During those 50 years, the best performer among the survivors has been Altria Group, formerly known as Philip Morris, which generated an annual return through December 2006 of 19.88 percent. During that same period, the S&P 500 posted a very respectable annual return of 10.83 percent. What did Standard & Poor's do 50 years ago that was so revolutionary? Because the S&P 500 serves as a proxy for major corporations, investors - the professionals and the novices - can use its performance to size up their portfolios.
During the past 12 months, for instance, the S&P 500 Index has generated a return of 15.2 percent. During the three- and five-year period, the benchmark has posted annual returns of 12.2 percent and 8.5 percent respectively. Do you know how well your large-cap mutual funds or your portfolio of large individual stocks did in comparison? If this question stumps you, it's not surprising. All too often, investors fail to look at benchmarks like the S&P 500 to see how their investments stack up. Unless you know what the universe of blue chips has been up to, you can't possibly know whether the performance of your large-cap stock fund has been fantastic, pitiful or something in between.
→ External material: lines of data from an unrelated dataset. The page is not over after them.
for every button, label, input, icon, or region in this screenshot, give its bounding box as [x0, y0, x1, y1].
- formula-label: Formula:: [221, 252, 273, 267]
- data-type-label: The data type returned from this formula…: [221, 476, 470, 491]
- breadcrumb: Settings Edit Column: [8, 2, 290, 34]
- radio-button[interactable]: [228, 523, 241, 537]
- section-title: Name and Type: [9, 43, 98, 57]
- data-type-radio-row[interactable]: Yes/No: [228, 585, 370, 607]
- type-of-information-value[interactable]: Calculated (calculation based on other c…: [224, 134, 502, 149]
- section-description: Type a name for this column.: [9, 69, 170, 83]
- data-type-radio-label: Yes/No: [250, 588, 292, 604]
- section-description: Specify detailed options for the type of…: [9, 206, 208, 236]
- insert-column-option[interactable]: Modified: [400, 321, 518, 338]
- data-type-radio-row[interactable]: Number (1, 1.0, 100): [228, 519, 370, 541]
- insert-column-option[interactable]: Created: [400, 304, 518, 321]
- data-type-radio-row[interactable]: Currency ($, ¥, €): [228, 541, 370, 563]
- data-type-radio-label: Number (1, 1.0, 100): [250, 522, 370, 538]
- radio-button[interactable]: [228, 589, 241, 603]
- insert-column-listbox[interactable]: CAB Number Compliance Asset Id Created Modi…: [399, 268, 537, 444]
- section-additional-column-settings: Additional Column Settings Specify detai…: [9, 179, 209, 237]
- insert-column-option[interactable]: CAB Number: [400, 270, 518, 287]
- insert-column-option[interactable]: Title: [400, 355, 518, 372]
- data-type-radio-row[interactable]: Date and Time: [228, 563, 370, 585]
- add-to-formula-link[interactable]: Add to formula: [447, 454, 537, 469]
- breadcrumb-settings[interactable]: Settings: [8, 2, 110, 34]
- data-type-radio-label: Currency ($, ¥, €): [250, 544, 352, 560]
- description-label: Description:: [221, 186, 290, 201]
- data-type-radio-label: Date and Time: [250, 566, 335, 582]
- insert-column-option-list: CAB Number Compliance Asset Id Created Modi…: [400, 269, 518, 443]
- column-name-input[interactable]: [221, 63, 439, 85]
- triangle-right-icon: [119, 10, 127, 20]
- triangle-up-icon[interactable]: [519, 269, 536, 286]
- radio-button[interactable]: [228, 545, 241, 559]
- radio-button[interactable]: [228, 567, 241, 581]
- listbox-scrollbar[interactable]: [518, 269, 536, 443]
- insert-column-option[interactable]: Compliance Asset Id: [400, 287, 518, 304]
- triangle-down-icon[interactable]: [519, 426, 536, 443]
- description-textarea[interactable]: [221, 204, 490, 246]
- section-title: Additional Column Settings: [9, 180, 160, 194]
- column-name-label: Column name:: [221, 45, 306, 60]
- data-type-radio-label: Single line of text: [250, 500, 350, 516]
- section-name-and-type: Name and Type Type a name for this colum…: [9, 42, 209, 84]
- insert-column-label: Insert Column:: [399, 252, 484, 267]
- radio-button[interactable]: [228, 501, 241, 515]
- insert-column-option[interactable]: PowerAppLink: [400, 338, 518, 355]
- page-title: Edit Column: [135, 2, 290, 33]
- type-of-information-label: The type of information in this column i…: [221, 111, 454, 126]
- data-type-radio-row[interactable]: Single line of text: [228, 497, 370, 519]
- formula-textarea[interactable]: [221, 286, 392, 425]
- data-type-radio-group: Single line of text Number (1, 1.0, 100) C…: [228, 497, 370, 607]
You also need to make these same comparisons with other types of investments. If you own a small-cap domestic stock fund, for instance, you can contrast its stats with the Standard & Poor's SmallCap 600 Index or the Russell 2000 Index. If your funds tilt toward value or growth stocks, there are more specialized indices from the same sources that you can use. Investors with bond funds can turn to the Lehman Brothers Aggregate Bond Index as a benchmark.
It speaks to the power of the S&P 500 that Wall Street observed its birthday. It's a bellwether for the U.S. economy that is documented closely. In nearly every newspaper, you can find out what the S&P 500 did the previous day. And recently, the index merited its own coverage by inching up to a high it hasn't reached since the halcyon days of the dot-com phenomenon. When I was recently talking to an executive at Standard & Poor's, he complained that the phone wouldn't stop ringing because of the S&P threat to break the record.
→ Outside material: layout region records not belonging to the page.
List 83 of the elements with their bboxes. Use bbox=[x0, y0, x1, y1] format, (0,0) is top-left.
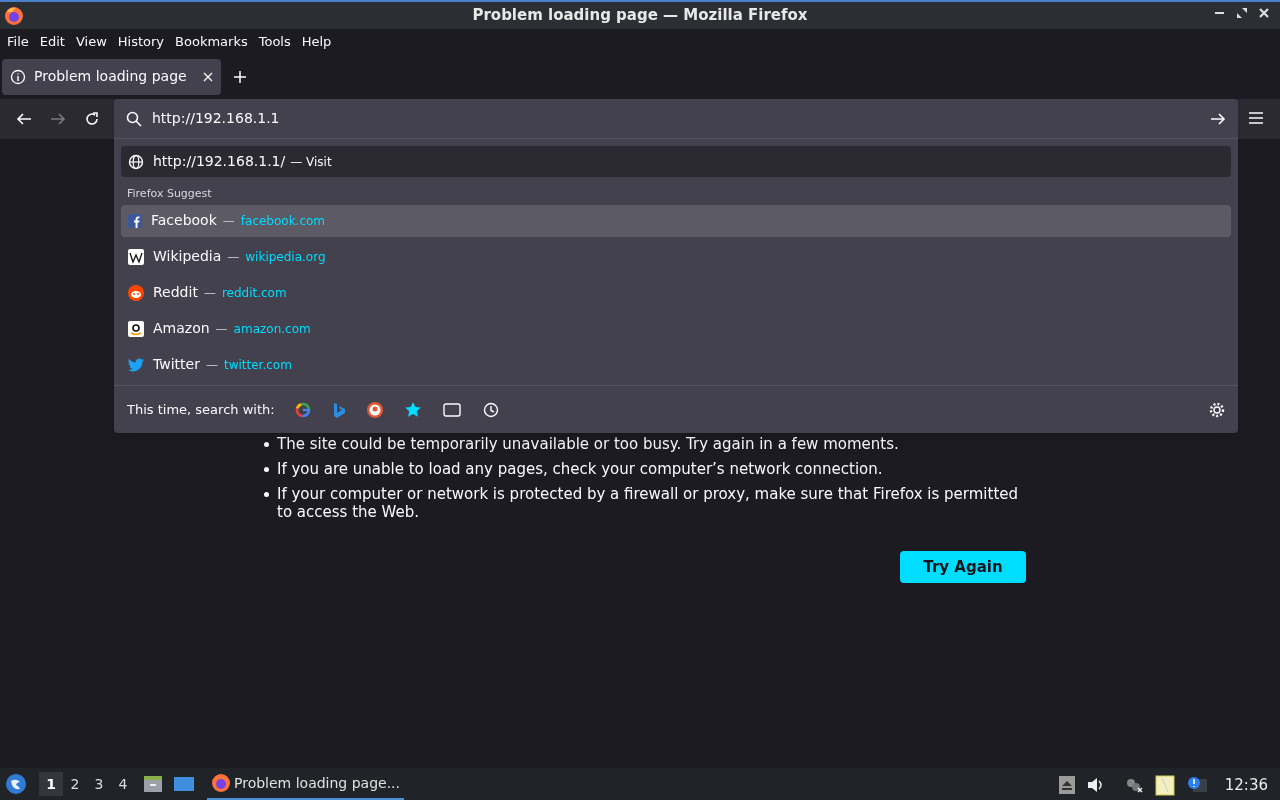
wikipedia-icon bbox=[128, 248, 144, 265]
visit-action: — Visit bbox=[290, 153, 332, 171]
suggestion-row[interactable]: Twitter — twitter.com bbox=[121, 348, 1231, 381]
separator-dash: — bbox=[203, 284, 216, 302]
star-icon[interactable] bbox=[404, 401, 421, 418]
task-label: Problem loading page... bbox=[234, 773, 401, 793]
workspace-button[interactable]: 1 bbox=[39, 772, 63, 796]
bullet-icon bbox=[264, 492, 269, 497]
suggestion-url: twitter.com bbox=[223, 356, 292, 374]
search-icon bbox=[126, 110, 142, 127]
suggestion-row[interactable]: Amazon — amazon.com bbox=[121, 312, 1231, 345]
close-tab-icon[interactable] bbox=[203, 71, 213, 82]
browser-tab[interactable]: Problem loading page bbox=[2, 58, 221, 95]
info-icon bbox=[10, 68, 26, 85]
menu-item[interactable]: History bbox=[117, 31, 165, 52]
window-title: Problem loading page — Mozilla Firefox bbox=[472, 5, 808, 27]
back-icon[interactable] bbox=[16, 112, 32, 126]
forward-icon[interactable] bbox=[50, 112, 66, 126]
clipboard-icon[interactable] bbox=[1154, 774, 1175, 797]
firefox-logo-icon bbox=[211, 773, 231, 793]
suggestion-row[interactable]: Reddit — reddit.com bbox=[121, 276, 1231, 309]
clock-icon[interactable] bbox=[482, 401, 499, 418]
bullet-icon bbox=[264, 442, 269, 447]
notification-icon[interactable] bbox=[1186, 776, 1207, 795]
new-tab-icon[interactable] bbox=[233, 69, 247, 84]
start-menu-icon[interactable] bbox=[5, 773, 27, 795]
google-icon[interactable] bbox=[294, 401, 311, 418]
maximize-icon[interactable] bbox=[1236, 7, 1248, 19]
workspace-button[interactable]: 3 bbox=[87, 772, 111, 796]
suggestion-title: Wikipedia bbox=[153, 247, 222, 266]
suggestion-url: reddit.com bbox=[221, 284, 287, 302]
menu-item[interactable]: View bbox=[75, 31, 107, 52]
network-icon[interactable] bbox=[1124, 777, 1143, 794]
section-heading: Firefox Suggest bbox=[126, 186, 213, 202]
amazon-icon bbox=[128, 320, 144, 337]
suggestion-title: Facebook bbox=[151, 211, 217, 230]
duck-icon[interactable] bbox=[366, 401, 383, 418]
search-with-label: This time, search with: bbox=[127, 400, 275, 419]
bing-icon[interactable] bbox=[332, 401, 345, 418]
clock: 12:36 bbox=[1224, 775, 1268, 796]
menu-item[interactable]: Edit bbox=[39, 31, 65, 52]
taskbar-task[interactable]: Problem loading page... bbox=[207, 768, 405, 800]
separator-dash: — bbox=[215, 320, 228, 338]
suggestion-row[interactable]: Facebook — facebook.com bbox=[121, 204, 1231, 237]
suggestion-url: amazon.com bbox=[233, 320, 311, 338]
visit-row[interactable]: http://192.168.1.1/ — Visit bbox=[121, 146, 1231, 177]
separator-dash: — bbox=[205, 356, 218, 374]
visit-url: http://192.168.1.1/ bbox=[153, 152, 286, 171]
reload-icon[interactable] bbox=[84, 111, 100, 127]
suggestion-title: Reddit bbox=[153, 283, 198, 302]
go-arrow-icon[interactable] bbox=[1210, 111, 1226, 126]
reddit-icon bbox=[128, 284, 144, 301]
separator-dash: — bbox=[227, 248, 240, 266]
separator-dash: — bbox=[222, 212, 235, 230]
settings-icon[interactable] bbox=[1209, 401, 1225, 418]
desktop-icon[interactable] bbox=[173, 775, 195, 793]
bullet-text: If you are unable to load any pages, check your computer’s network connection. bbox=[277, 460, 883, 478]
suggestion-title: Twitter bbox=[153, 355, 200, 374]
suggestion-title: Amazon bbox=[153, 319, 210, 338]
file-manager-icon[interactable] bbox=[143, 774, 163, 794]
suggestion-row[interactable]: Wikipedia — wikipedia.org bbox=[121, 240, 1231, 273]
volume-icon[interactable] bbox=[1086, 777, 1105, 794]
bullet-text: If your computer or network is protected by a firewall or proxy, make sure that Firefox is permitted to access the Web. bbox=[277, 485, 1020, 521]
eject-icon[interactable] bbox=[1058, 776, 1075, 795]
globe-icon bbox=[128, 153, 144, 170]
workspace-button[interactable]: 2 bbox=[63, 772, 87, 796]
menu-item[interactable]: Bookmarks bbox=[175, 31, 248, 52]
menu-item[interactable]: Help bbox=[301, 31, 332, 52]
facebook-icon bbox=[128, 213, 142, 228]
firefox-logo-icon bbox=[4, 6, 24, 26]
menu-item[interactable]: Tools bbox=[258, 31, 291, 52]
close-icon[interactable] bbox=[1258, 7, 1270, 19]
bird-icon bbox=[128, 357, 144, 372]
bullet-text: The site could be temporarily unavailable or too busy. Try again in a few moments. bbox=[277, 435, 899, 453]
menu-item[interactable]: File bbox=[7, 31, 29, 52]
address-field[interactable]: http://192.168.1.1 bbox=[114, 99, 1238, 139]
bullet-icon bbox=[264, 467, 269, 472]
workspace-button[interactable]: 4 bbox=[111, 772, 135, 796]
suggestion-url: facebook.com bbox=[240, 212, 326, 230]
menu-icon[interactable] bbox=[1249, 112, 1263, 124]
try-again-button[interactable]: Try Again bbox=[900, 551, 1026, 583]
tab-icon[interactable] bbox=[442, 402, 461, 417]
suggestion-url: wikipedia.org bbox=[245, 248, 326, 266]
But an important lesson can easily be lost in all the hoopla. Though the S&P 500 encompasses nearly 75 percent of the U.S. market's valuation, it's not just the big boys that deserve an honored spot in most investors' portfolios. While the S&P 500 has posted an annual return of just under 11 percent for 50 years, the nimble small-cap stocks have won the race by generating an annual return of just more than 13 percent. And small-cap value stocks generated an astounding 17.7 percent.
I'm not advocating that everybody drop the newspaper and rush to find a hot, little small-cap fund, which are far more volatile. But you should make sure you are diversified among all the most important investment categories - large and small-cap stocks, foreign stocks and domestic bonds. If you cover all those bases, you won't have to worry as much about the longevity of a famous middle-aged index.